UK College At Cutting Edge Of Film Industry
A college in Buckinghamshire has become a hotbed for world class film talent and could be celebrating a dozen Bafta awards this weekend.
Twelve former students of the National film and Television School (NFTS) have been nominated for Baftas this year including Clio Barnard, the director of Oustanding British Film contender The Selfish Giant.
Sound designer Danny Hambrook has also been nominated for his work on the Formula One film Rush.
"To get the sound for Rush, or at least to get the sound for the cars on Rush, we went to race meetings with historic 1970s cars," says Hambrook.
"We had to get mechanics to strip down the cars. We then placed, microphones all over them.
"There was a limit to the amount of microphones we could place in the car because there was almost no space for recorders but we would generally place around six or seven mics on each.
"Without me having gone to the National Film and Television School, I probably would have become a music sound engineer, which is no bad thing but it was the NFTS that changed the direction of my career, gave me the contacts, the experience, the confidence to do what I do now."
Hambrook has previously been nominated for his sound work on Atonement.
In all, 114 graduates from the NFTS have been credited on Oscar and Bafta nominated films released in the last 12 months including: Mandela: Long Walk To Freedom, Iron Man 3, Star Trek: Into Darkness, Captain Phillips, Philomena, Despicable Me 2, Gravity, and Saving Mr Banks.
Alumnus Roger Deakins has a Best Cinematography Oscar nomination this year for the film Prisoners.
With involvement in eight of the 10 highest grossing films of the year, the NFTS is helping to put Britain at the forefront of the film-making industry.
Andy Serkis - who is perhaps best known for playing Gollum in Lord Of The Rings and The Hobbit - says the standard of teaching at the NFTS is so high that he has employed a number of students at his creative digital studio The Imaginarium.
"There's phenomenal talent in both the technological, the artistic, the performance, the creative, and the writing.

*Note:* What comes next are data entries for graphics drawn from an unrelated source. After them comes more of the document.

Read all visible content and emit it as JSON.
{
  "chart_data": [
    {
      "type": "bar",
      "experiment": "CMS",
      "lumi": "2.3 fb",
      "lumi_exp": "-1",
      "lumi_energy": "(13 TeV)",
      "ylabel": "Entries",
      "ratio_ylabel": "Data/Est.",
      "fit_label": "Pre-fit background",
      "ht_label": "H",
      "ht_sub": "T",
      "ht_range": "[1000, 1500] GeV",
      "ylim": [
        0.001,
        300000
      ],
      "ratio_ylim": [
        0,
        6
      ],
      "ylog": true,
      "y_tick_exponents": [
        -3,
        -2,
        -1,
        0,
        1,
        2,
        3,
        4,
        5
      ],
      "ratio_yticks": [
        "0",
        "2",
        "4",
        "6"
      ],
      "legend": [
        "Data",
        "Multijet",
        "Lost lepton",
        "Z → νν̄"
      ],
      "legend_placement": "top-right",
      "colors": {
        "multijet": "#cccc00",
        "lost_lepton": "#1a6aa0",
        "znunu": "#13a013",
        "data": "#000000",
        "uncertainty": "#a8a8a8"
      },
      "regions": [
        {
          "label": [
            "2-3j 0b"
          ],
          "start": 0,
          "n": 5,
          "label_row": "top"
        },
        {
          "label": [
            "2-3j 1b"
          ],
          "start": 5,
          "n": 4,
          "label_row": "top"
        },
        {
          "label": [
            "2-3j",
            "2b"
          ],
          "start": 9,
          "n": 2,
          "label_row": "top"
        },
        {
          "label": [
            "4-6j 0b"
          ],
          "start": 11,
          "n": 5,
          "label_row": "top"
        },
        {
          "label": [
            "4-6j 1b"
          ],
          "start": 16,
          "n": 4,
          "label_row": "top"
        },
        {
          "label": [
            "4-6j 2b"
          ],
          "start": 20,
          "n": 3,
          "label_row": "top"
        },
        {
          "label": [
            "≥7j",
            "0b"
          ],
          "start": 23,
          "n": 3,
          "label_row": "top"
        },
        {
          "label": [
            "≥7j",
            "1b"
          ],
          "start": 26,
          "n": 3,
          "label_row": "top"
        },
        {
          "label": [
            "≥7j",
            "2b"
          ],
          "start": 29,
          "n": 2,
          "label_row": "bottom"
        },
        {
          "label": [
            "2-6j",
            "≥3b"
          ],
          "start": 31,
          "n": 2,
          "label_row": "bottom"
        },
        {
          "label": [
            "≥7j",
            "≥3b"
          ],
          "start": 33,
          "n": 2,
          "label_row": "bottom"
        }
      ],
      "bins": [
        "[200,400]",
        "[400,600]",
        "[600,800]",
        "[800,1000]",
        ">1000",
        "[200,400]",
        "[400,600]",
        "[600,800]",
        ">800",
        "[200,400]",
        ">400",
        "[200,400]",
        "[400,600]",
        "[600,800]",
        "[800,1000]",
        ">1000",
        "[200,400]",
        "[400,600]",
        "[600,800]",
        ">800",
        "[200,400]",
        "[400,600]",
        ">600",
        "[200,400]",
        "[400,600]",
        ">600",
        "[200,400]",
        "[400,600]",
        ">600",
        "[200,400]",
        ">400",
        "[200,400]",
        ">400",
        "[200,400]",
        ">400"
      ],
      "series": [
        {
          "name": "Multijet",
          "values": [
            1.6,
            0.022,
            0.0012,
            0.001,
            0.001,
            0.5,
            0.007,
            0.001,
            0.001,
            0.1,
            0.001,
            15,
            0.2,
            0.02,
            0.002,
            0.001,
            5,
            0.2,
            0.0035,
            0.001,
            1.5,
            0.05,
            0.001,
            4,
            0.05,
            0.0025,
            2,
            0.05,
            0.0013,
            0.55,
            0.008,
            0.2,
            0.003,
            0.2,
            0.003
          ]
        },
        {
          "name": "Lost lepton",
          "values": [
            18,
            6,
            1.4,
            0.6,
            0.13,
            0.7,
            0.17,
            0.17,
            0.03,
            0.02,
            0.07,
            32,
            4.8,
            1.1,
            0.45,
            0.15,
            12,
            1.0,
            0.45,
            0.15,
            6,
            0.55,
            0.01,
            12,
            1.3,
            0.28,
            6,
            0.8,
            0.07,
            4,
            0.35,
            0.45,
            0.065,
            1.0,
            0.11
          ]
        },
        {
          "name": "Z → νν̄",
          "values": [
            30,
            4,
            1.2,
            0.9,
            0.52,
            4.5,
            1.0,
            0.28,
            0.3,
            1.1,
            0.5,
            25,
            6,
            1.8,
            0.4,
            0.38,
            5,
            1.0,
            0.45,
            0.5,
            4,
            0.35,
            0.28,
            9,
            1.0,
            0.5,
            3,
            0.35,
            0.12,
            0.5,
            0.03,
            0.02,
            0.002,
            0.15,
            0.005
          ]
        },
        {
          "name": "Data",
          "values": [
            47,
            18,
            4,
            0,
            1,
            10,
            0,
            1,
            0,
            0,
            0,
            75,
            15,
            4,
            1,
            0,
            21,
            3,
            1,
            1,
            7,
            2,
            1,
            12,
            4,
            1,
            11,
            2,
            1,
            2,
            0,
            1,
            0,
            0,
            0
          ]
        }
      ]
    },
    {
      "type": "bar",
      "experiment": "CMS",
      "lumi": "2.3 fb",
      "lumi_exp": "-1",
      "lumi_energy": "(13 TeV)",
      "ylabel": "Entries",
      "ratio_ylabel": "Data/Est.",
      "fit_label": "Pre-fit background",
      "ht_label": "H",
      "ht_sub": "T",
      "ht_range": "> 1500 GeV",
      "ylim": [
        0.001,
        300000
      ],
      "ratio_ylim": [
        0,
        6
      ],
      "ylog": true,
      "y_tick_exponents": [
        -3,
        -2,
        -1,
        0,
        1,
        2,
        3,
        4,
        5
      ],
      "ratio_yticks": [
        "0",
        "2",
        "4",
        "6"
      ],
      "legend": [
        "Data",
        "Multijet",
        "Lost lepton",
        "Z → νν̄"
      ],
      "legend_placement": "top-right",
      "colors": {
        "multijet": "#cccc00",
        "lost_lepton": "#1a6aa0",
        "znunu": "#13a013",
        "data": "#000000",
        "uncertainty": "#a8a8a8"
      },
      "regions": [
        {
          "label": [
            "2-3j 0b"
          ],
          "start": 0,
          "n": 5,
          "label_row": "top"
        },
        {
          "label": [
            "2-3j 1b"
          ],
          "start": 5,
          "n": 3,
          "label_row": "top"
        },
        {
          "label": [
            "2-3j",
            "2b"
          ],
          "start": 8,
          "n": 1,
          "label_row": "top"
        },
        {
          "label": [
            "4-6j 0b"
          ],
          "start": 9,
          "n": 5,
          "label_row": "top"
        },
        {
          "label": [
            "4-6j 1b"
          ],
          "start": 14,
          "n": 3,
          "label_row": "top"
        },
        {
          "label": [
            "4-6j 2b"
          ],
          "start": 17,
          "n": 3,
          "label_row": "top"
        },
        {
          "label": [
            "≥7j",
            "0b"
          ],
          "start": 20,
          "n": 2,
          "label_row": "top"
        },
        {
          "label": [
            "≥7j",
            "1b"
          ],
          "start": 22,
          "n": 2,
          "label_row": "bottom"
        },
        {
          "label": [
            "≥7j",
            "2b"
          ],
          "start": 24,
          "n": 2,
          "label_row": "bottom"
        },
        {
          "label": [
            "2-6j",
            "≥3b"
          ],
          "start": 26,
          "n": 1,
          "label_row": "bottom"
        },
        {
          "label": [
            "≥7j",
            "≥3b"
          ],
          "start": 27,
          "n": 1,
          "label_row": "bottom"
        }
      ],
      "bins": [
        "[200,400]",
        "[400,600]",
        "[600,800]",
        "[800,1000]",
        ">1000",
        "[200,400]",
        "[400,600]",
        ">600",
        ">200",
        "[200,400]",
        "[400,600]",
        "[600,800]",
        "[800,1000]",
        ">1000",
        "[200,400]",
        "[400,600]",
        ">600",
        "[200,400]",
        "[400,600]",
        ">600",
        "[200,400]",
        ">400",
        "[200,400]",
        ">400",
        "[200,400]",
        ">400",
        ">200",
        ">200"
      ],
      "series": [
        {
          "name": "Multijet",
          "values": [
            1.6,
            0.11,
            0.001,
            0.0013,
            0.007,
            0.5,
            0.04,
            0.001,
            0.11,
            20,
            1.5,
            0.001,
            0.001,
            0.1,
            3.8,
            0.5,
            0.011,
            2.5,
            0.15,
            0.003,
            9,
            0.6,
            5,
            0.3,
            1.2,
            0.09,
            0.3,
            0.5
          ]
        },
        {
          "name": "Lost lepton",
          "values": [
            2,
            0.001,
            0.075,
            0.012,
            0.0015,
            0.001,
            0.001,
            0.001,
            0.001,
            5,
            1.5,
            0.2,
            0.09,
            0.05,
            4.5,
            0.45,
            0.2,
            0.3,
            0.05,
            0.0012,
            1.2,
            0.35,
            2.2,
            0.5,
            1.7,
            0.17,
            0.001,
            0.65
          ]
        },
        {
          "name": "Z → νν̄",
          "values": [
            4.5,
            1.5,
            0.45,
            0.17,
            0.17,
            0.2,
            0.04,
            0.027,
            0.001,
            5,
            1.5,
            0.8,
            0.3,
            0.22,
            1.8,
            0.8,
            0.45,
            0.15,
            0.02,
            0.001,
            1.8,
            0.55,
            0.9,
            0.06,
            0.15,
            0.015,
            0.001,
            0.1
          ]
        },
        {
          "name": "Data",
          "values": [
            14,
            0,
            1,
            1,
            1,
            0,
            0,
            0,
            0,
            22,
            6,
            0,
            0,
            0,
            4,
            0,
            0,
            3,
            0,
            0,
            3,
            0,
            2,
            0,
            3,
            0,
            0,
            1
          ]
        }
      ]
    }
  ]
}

Film-makers are flooding to make films here," he told Sky News.
"It is now considered a world centre for film making and television production - and not only that, the research and development of new technologies is happening right here.
"What we're very much interested in is raw talent - looking out there to see how we can find a pipeline for bringing in people who have got amazing computer visual skills, performance writing, next generation storytelling skills and bringing them into our fold and giving them a chance to start off their careers."
Stereographer Melissa Byers, who helped convert Gravity from 2D to 3D, says the NFTS gave her an excellent grounding for working on cutting edge movies.
"One of the great things about being at the film school is that there is no limit to your creative options," she says.
"It's an exciting environment and you are allowed to make mistakes there, which allows you to push the boat out."
In his Autumn Statement, the Chancellor George Osborne announced £5m of extra funding for the NFTS.